From textual origins, "Chang Yi" evolved from "Xi He." "Xi" and "He" were celestial officials managing the four seasons. In the Book of Documents · Canon of Yao, it is said: "Thus he ordered Xi and He to observe the heavens, calculate the sun, moon, stars, and constellations, and instruct the people on time." By the Warring States period, Records of the World · Works Section stated: "The Yellow Emperor had Xi and He divine the sun, and Chang Yi divine the moon," dividing sun and moon responsibilities. This was the first appearance of the name "Chang Yi," now associated with the moon. Thus connected to "Xi He," Chang Yi is actually the Great Moon Mother Goddess "Chang Xi" who bore twelve moons for Emperor Jun in Shang dynasty mythology.
In the end, she became Hou Yi's wife. Even though she later fled to the moon, to Emperor Jun it was an unbearable disgrace—an overwhelming shame he couldn't cover.
Thus, just as Hikigaya finished mocking him, Emperor Jun swung a wing at him.
This was completely different from before. If earlier wing flaps were just spicy chicken wings, this was like a full-on holiday bucket—within the brilliance, a patch of darkness was violently struck out, deathly aura engulfing Hikigaya, as if Emperor Jun's rage had taken physical form.
However, Hikigaya had perfectly simulated the power of the ten suns from Hou Yi. Setting aside Emperor Jun's miscellaneous powers, in this aspect as a deity of the heavens, Hikigaya was now no different from him. Even if there were some abilities he couldn't use, he wouldn't be harmed either.
Thus, he flew nonchalantly in the domain of darkness, letting the deathly aura flow around him.
Truly worthy of being a Shang dynasty god—his emotions were nearly indistinguishable from those of humans.
But Hikigaya needed Emperor Jun to get even angrier. Right now, although enraged, it was still not enough. He couldn't yet use that bow—the Sun-shooting Bow granted by Emperor Jun to Hou Yi.
That might be the only thing that can truly destroy his earthly incarnation. It symbolizes Emperor Jun's authority as patriarch of the solar deity clan and represents his terrifying power to shake or even shatter the cosmic order. Otherwise, how could it have defeated the overseer of the ten suns—the Great Solar Mother Goddess Xi He, who once rivaled Emperor Jun in ancient legend?
Thinking this, Hikigaya—shrouded in black deathly aura—completely emerged from the darkness and reappeared before Emperor Jun.

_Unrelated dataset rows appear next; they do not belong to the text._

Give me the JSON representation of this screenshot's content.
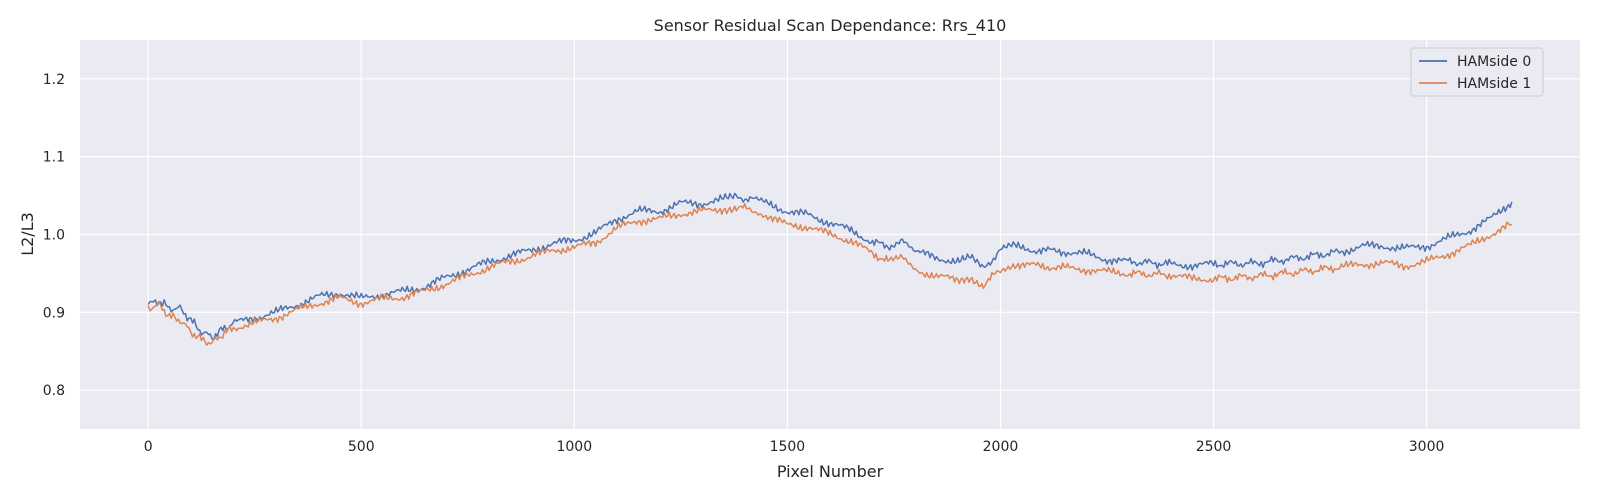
{
  "chart_data": {
    "type": "line",
    "title": "Sensor Residual Scan Dependance: Rrs_410",
    "xlabel": "Pixel Number",
    "ylabel": "L2/L3",
    "xlim": [
      -160,
      3360
    ],
    "ylim": [
      0.75,
      1.25
    ],
    "xticks": [
      0,
      500,
      1000,
      1500,
      2000,
      2500,
      3000
    ],
    "yticks": [
      0.8,
      0.9,
      1.0,
      1.1,
      1.2
    ],
    "grid": true,
    "legend_position": "top-right",
    "x": [
      0,
      25,
      50,
      75,
      100,
      125,
      150,
      175,
      200,
      250,
      300,
      350,
      400,
      450,
      500,
      550,
      600,
      650,
      700,
      750,
      800,
      850,
      900,
      950,
      1000,
      1050,
      1100,
      1150,
      1200,
      1250,
      1300,
      1350,
      1380,
      1420,
      1450,
      1500,
      1550,
      1600,
      1650,
      1700,
      1740,
      1770,
      1800,
      1850,
      1900,
      1930,
      1960,
      2000,
      2030,
      2080,
      2150,
      2200,
      2250,
      2300,
      2400,
      2450,
      2500,
      2600,
      2700,
      2800,
      2850,
      2900,
      2950,
      3000,
      3050,
      3100,
      3150,
      3200
    ],
    "series": [
      {
        "name": "HAMside 0",
        "color": "#4c72b0",
        "values": [
          0.91,
          0.915,
          0.905,
          0.905,
          0.89,
          0.875,
          0.868,
          0.878,
          0.886,
          0.893,
          0.9,
          0.91,
          0.92,
          0.925,
          0.918,
          0.923,
          0.927,
          0.933,
          0.945,
          0.955,
          0.965,
          0.973,
          0.98,
          0.988,
          0.993,
          1.002,
          1.02,
          1.03,
          1.03,
          1.04,
          1.04,
          1.045,
          1.048,
          1.045,
          1.04,
          1.03,
          1.025,
          1.015,
          1.005,
          0.99,
          0.985,
          0.995,
          0.978,
          0.97,
          0.965,
          0.97,
          0.955,
          0.98,
          0.985,
          0.98,
          0.978,
          0.975,
          0.968,
          0.965,
          0.962,
          0.96,
          0.962,
          0.963,
          0.97,
          0.978,
          0.985,
          0.985,
          0.982,
          0.985,
          0.995,
          1.005,
          1.02,
          1.042
        ]
      },
      {
        "name": "HAMside 1",
        "color": "#dd8452",
        "values": [
          0.905,
          0.91,
          0.895,
          0.89,
          0.875,
          0.865,
          0.86,
          0.872,
          0.88,
          0.886,
          0.893,
          0.903,
          0.912,
          0.918,
          0.912,
          0.917,
          0.92,
          0.927,
          0.937,
          0.947,
          0.958,
          0.965,
          0.972,
          0.98,
          0.983,
          0.99,
          1.008,
          1.018,
          1.02,
          1.027,
          1.03,
          1.033,
          1.035,
          1.032,
          1.025,
          1.012,
          1.01,
          1.0,
          0.992,
          0.975,
          0.965,
          0.97,
          0.955,
          0.946,
          0.942,
          0.945,
          0.935,
          0.955,
          0.962,
          0.96,
          0.957,
          0.955,
          0.952,
          0.95,
          0.948,
          0.943,
          0.943,
          0.946,
          0.952,
          0.958,
          0.962,
          0.963,
          0.96,
          0.965,
          0.975,
          0.985,
          1.0,
          1.013
        ]
      }
    ]
  },
  "colors": {
    "plot_bg": "#eaeaf2",
    "grid": "#ffffff",
    "text": "#262626"
  }
}
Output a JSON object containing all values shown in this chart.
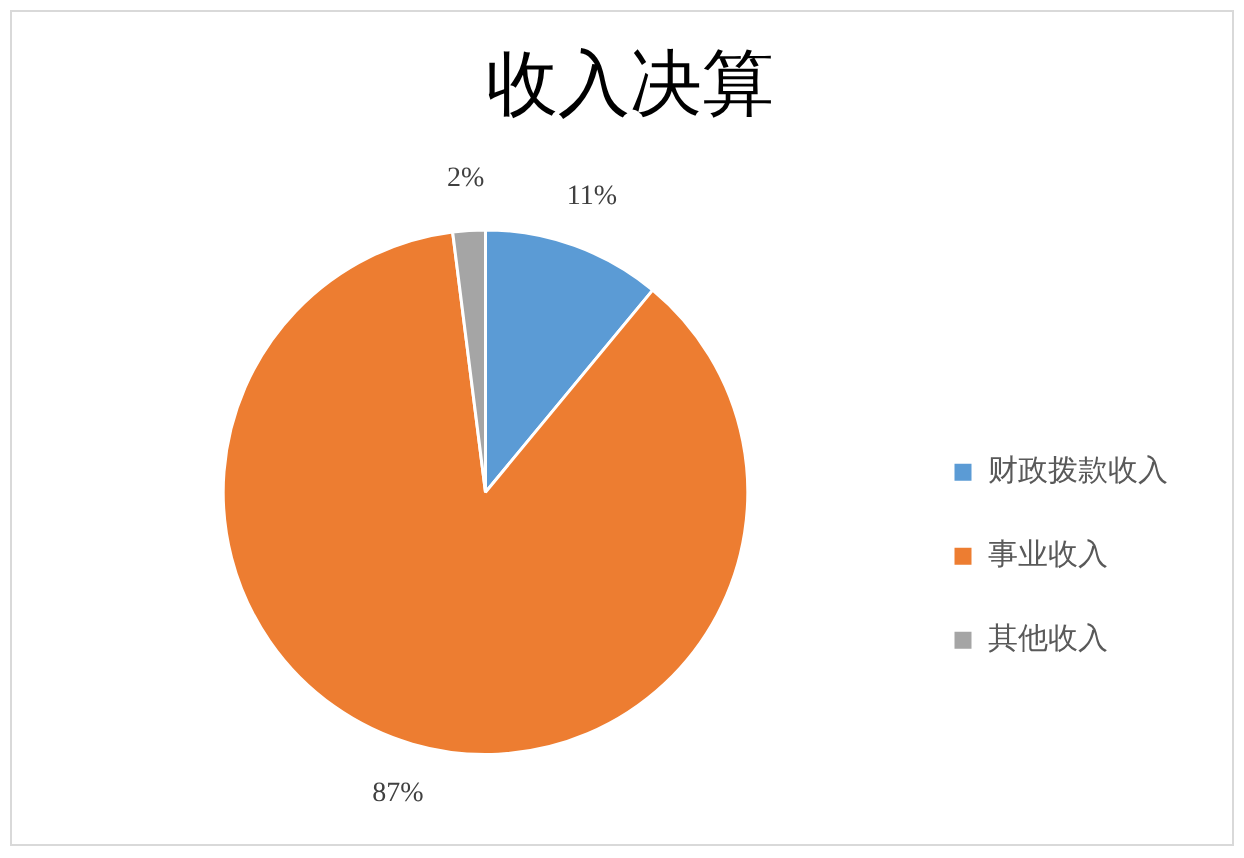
{
  "chart_data": {
    "type": "pie",
    "title": "收入决算",
    "categories": [
      "财政拨款收入",
      "事业收入",
      "其他收入"
    ],
    "values": [
      11,
      87,
      2
    ],
    "colors": [
      "#5b9bd5",
      "#ed7d31",
      "#a5a5a5"
    ],
    "value_labels": [
      "11%",
      "87%",
      "2%"
    ],
    "legend": "right"
  }
}
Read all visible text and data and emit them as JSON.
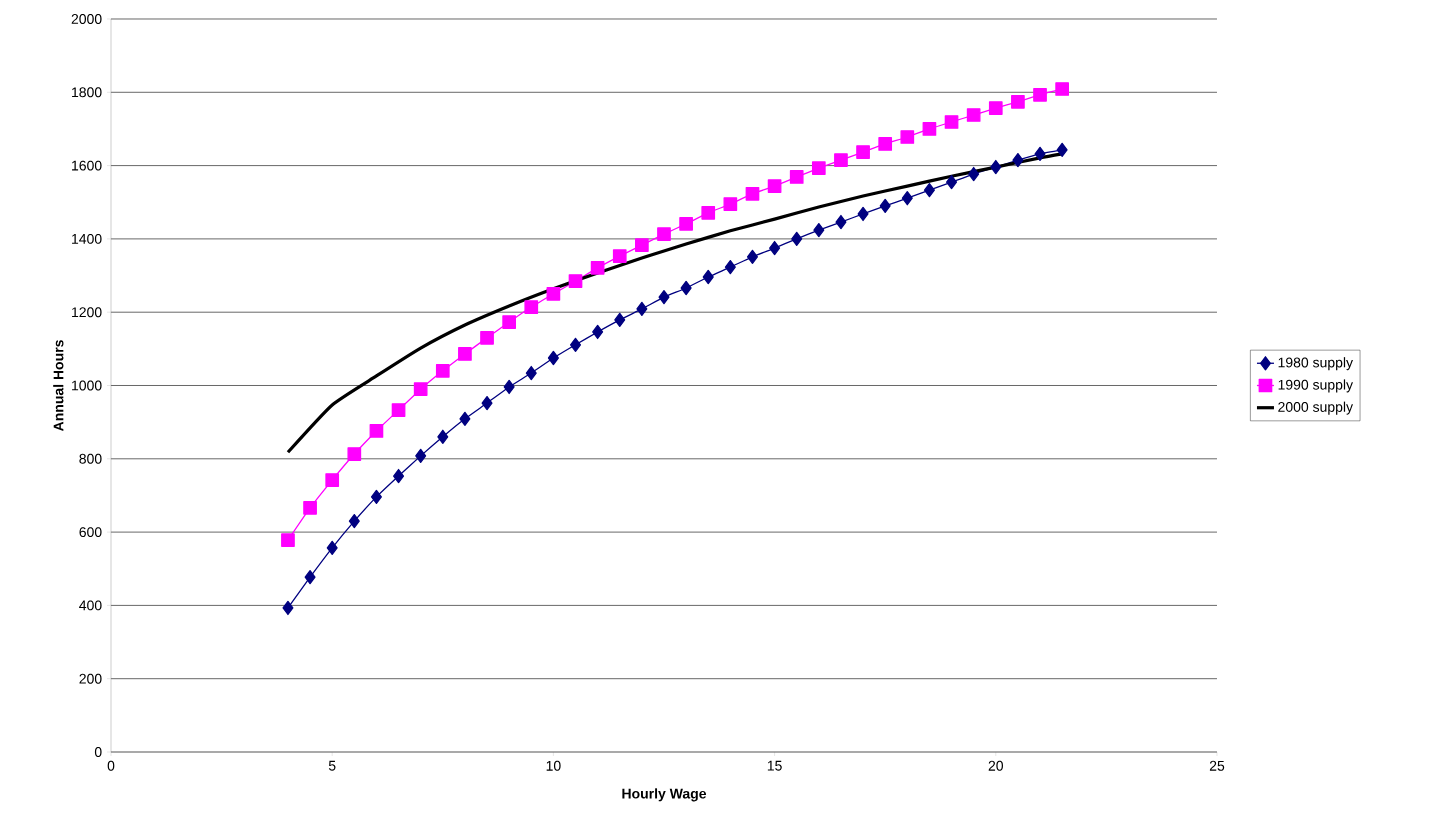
{
  "chart_data": {
    "type": "line",
    "xlabel": "Hourly Wage",
    "ylabel": "Annual Hours",
    "xlim": [
      0,
      25
    ],
    "xticks": [
      0,
      5,
      10,
      15,
      20,
      25
    ],
    "ylim": [
      0,
      2000
    ],
    "yticks": [
      0,
      200,
      400,
      600,
      800,
      1000,
      1200,
      1400,
      1600,
      1800,
      2000
    ],
    "grid": "y",
    "legend": "right",
    "series": [
      {
        "name": "1980 supply",
        "color": "#000080",
        "marker": "diamond",
        "x": [
          4,
          4.5,
          5,
          5.5,
          6,
          6.5,
          7,
          7.5,
          8,
          8.5,
          9,
          9.5,
          10,
          10.5,
          11,
          11.5,
          12,
          12.5,
          13,
          13.5,
          14,
          14.5,
          15,
          15.5,
          16,
          16.5,
          17,
          17.5,
          18,
          18.5,
          19,
          19.5,
          20,
          20.5,
          21,
          21.5
        ],
        "values": [
          393,
          477,
          557,
          630,
          696,
          753,
          808,
          860,
          909,
          952,
          996,
          1034,
          1075,
          1111,
          1146,
          1179,
          1209,
          1241,
          1266,
          1296,
          1323,
          1351,
          1375,
          1400,
          1424,
          1446,
          1468,
          1490,
          1511,
          1533,
          1555,
          1577,
          1596,
          1615,
          1632,
          1643
        ]
      },
      {
        "name": "1990 supply",
        "color": "#ff00ff",
        "marker": "square",
        "x": [
          4,
          4.5,
          5,
          5.5,
          6,
          6.5,
          7,
          7.5,
          8,
          8.5,
          9,
          9.5,
          10,
          10.5,
          11,
          11.5,
          12,
          12.5,
          13,
          13.5,
          14,
          14.5,
          15,
          15.5,
          16,
          16.5,
          17,
          17.5,
          18,
          18.5,
          19,
          19.5,
          20,
          20.5,
          21,
          21.5
        ],
        "values": [
          578,
          666,
          742,
          813,
          876,
          933,
          990,
          1040,
          1086,
          1130,
          1173,
          1214,
          1250,
          1285,
          1321,
          1353,
          1383,
          1413,
          1441,
          1471,
          1495,
          1523,
          1544,
          1569,
          1593,
          1615,
          1637,
          1659,
          1678,
          1700,
          1719,
          1738,
          1757,
          1774,
          1793,
          1809
        ]
      },
      {
        "name": "2000 supply",
        "color": "#000000",
        "marker": "none",
        "x": [
          4,
          5,
          6,
          7,
          8,
          9,
          10,
          11,
          12,
          13,
          14,
          15,
          16,
          17,
          18,
          19,
          20,
          21,
          21.5
        ],
        "values": [
          818,
          947,
          1026,
          1102,
          1165,
          1217,
          1264,
          1307,
          1348,
          1386,
          1422,
          1454,
          1487,
          1517,
          1544,
          1571,
          1596,
          1621,
          1632
        ]
      }
    ]
  }
}
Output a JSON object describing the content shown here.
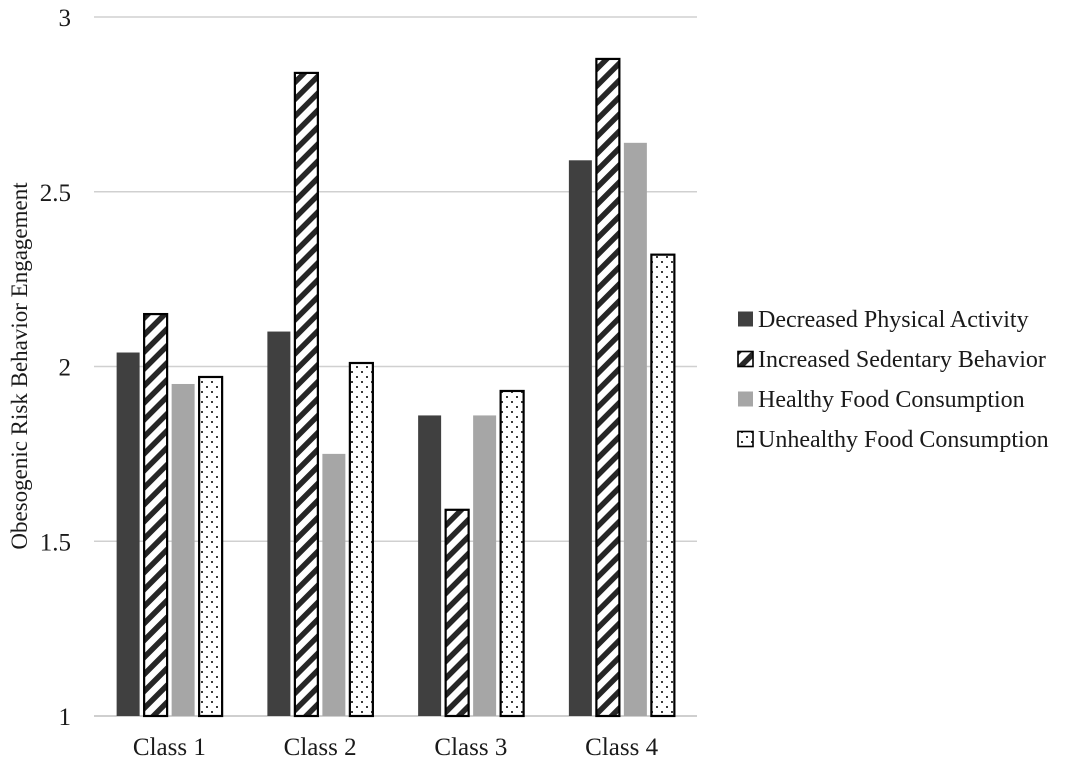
{
  "chart_data": {
    "type": "bar",
    "title": "",
    "xlabel": "",
    "ylabel": "Obesogenic Risk Behavior Engagement",
    "ylim": [
      1,
      3
    ],
    "yticks": [
      "1",
      "1.5",
      "2",
      "2.5",
      "3"
    ],
    "ytick_values": [
      1,
      1.5,
      2,
      2.5,
      3
    ],
    "grid": true,
    "legend_position": "right",
    "categories": [
      "Class 1",
      "Class 2",
      "Class 3",
      "Class 4"
    ],
    "series": [
      {
        "name": "Decreased Physical Activity",
        "pattern": "solid-dark",
        "color": "#404040",
        "values": [
          2.04,
          2.1,
          1.86,
          2.59
        ]
      },
      {
        "name": "Increased Sedentary Behavior",
        "pattern": "diagonal-stripes",
        "color": "#262626",
        "values": [
          2.15,
          2.84,
          1.59,
          2.88
        ]
      },
      {
        "name": "Healthy Food Consumption",
        "pattern": "solid-light",
        "color": "#a6a6a6",
        "values": [
          1.95,
          1.75,
          1.86,
          2.64
        ]
      },
      {
        "name": "Unhealthy Food Consumption",
        "pattern": "dots",
        "color": "#262626",
        "values": [
          1.97,
          2.01,
          1.93,
          2.32
        ]
      }
    ]
  }
}
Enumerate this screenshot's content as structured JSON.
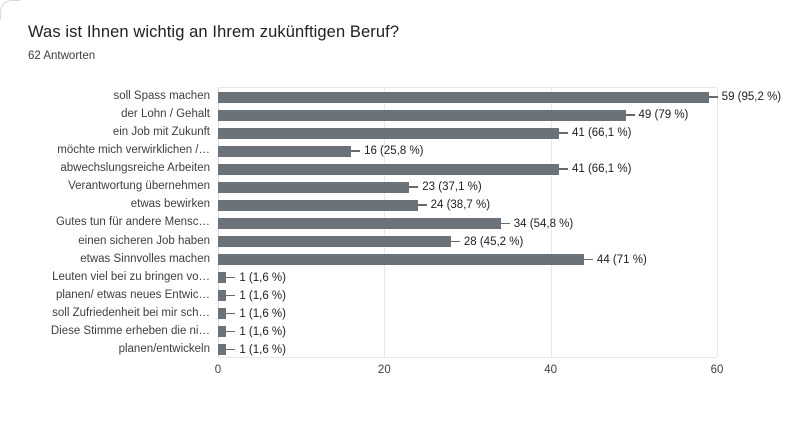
{
  "header": {
    "title": "Was ist Ihnen wichtig an Ihrem zukünftigen Beruf?",
    "subtitle": "62 Antworten"
  },
  "chart_data": {
    "type": "bar",
    "orientation": "horizontal",
    "title": "Was ist Ihnen wichtig an Ihrem zukünftigen Beruf?",
    "subtitle": "62 Antworten",
    "categories": [
      "soll Spass machen",
      "der Lohn / Gehalt",
      "ein Job mit Zukunft",
      "möchte mich verwirklichen /…",
      "abwechslungsreiche Arbeiten",
      "Verantwortung übernehmen",
      "etwas bewirken",
      "Gutes tun für andere Mensc…",
      "einen sicheren Job haben",
      "etwas Sinnvolles machen",
      "Leuten viel bei zu bringen vo…",
      "planen/ etwas neues Entwic…",
      "soll Zufriedenheit bei mir sch…",
      "Diese Stimme erheben die ni…",
      "planen/entwickeln"
    ],
    "values": [
      59,
      49,
      41,
      16,
      41,
      23,
      24,
      34,
      28,
      44,
      1,
      1,
      1,
      1,
      1
    ],
    "value_labels": [
      "59 (95,2 %)",
      "49 (79 %)",
      "41 (66,1 %)",
      "16 (25,8 %)",
      "41 (66,1 %)",
      "23 (37,1 %)",
      "24 (38,7 %)",
      "34 (54,8 %)",
      "28 (45,2 %)",
      "44 (71 %)",
      "1 (1,6 %)",
      "1 (1,6 %)",
      "1 (1,6 %)",
      "1 (1,6 %)",
      "1 (1,6 %)"
    ],
    "xlabel": "",
    "ylabel": "",
    "x_ticks": [
      0,
      20,
      40,
      60
    ],
    "xlim": [
      0,
      60
    ],
    "grid": true,
    "legend": "none",
    "bar_color": "#6c727a",
    "grid_color": "#e8e8e8",
    "zero_line_color": "#dadce0",
    "callout_color": "#66696e",
    "label_color": "#3c4043",
    "value_color": "#202124"
  }
}
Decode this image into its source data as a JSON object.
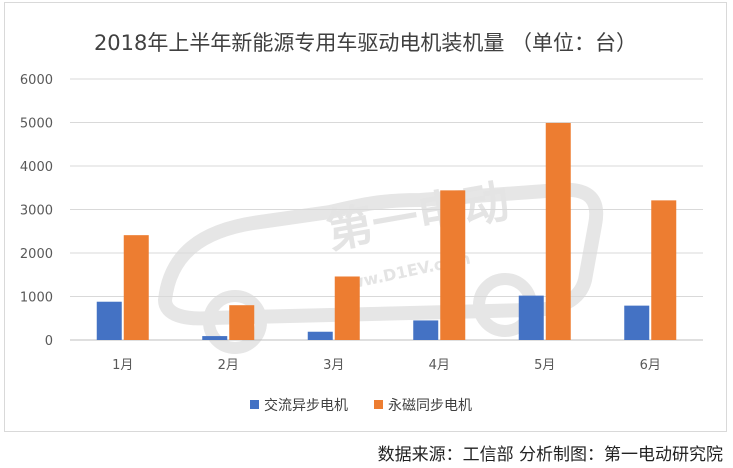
{
  "chart_data": {
    "type": "bar",
    "title": "2018年上半年新能源专用车驱动电机装机量 （单位：台）",
    "categories": [
      "1月",
      "2月",
      "3月",
      "4月",
      "5月",
      "6月"
    ],
    "series": [
      {
        "name": "交流异步电机",
        "values": [
          880,
          90,
          190,
          450,
          1020,
          790
        ],
        "color": "#4472c4"
      },
      {
        "name": "永磁同步电机",
        "values": [
          2410,
          800,
          1460,
          3440,
          4990,
          3210
        ],
        "color": "#ed7d31"
      }
    ],
    "y_ticks": [
      "0",
      "1000",
      "2000",
      "3000",
      "4000",
      "5000",
      "6000"
    ],
    "ylim": [
      0,
      6000
    ],
    "grid": true,
    "legend_position": "bottom"
  },
  "watermark": {
    "text": "www.D1EV.com",
    "logo_text": "第一电动"
  },
  "source": "数据来源：工信部  分析制图：第一电动研究院"
}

But this great deity clearly no longer had any thoughts of "what a pity it would be to kill Hikigaya." Now, he fully displayed the capriciousness and fury of ancient gods, without a trace of the benevolence of a creation god—only killing intent overflowing to the heavens.
That murderous aura was constantly transforming into other things—one of which struck Hikigaya with a sense of déjà vu.
And when he saw the gradually manifesting gray air in the sky, he remembered.
It was the power of disease—Voban had used it against Hikigaya before, but Emperor Jun's version seemed even more dangerous. And it definitely wasn't just disease.
Being a god of wind didn't mean one could only blow wind. Many nature deities possess all kinds of unnatural, bizarre powers, and solar gods—who once symbolized the laws of the universe—were the epitome of this.
Thinking this, Hikigaya became more alert than ever. This was nothing like fighting Voban. That had been a sparring match with limits. But this god before him… after that last bit of mockery, there's no way he would hold back now, not like before.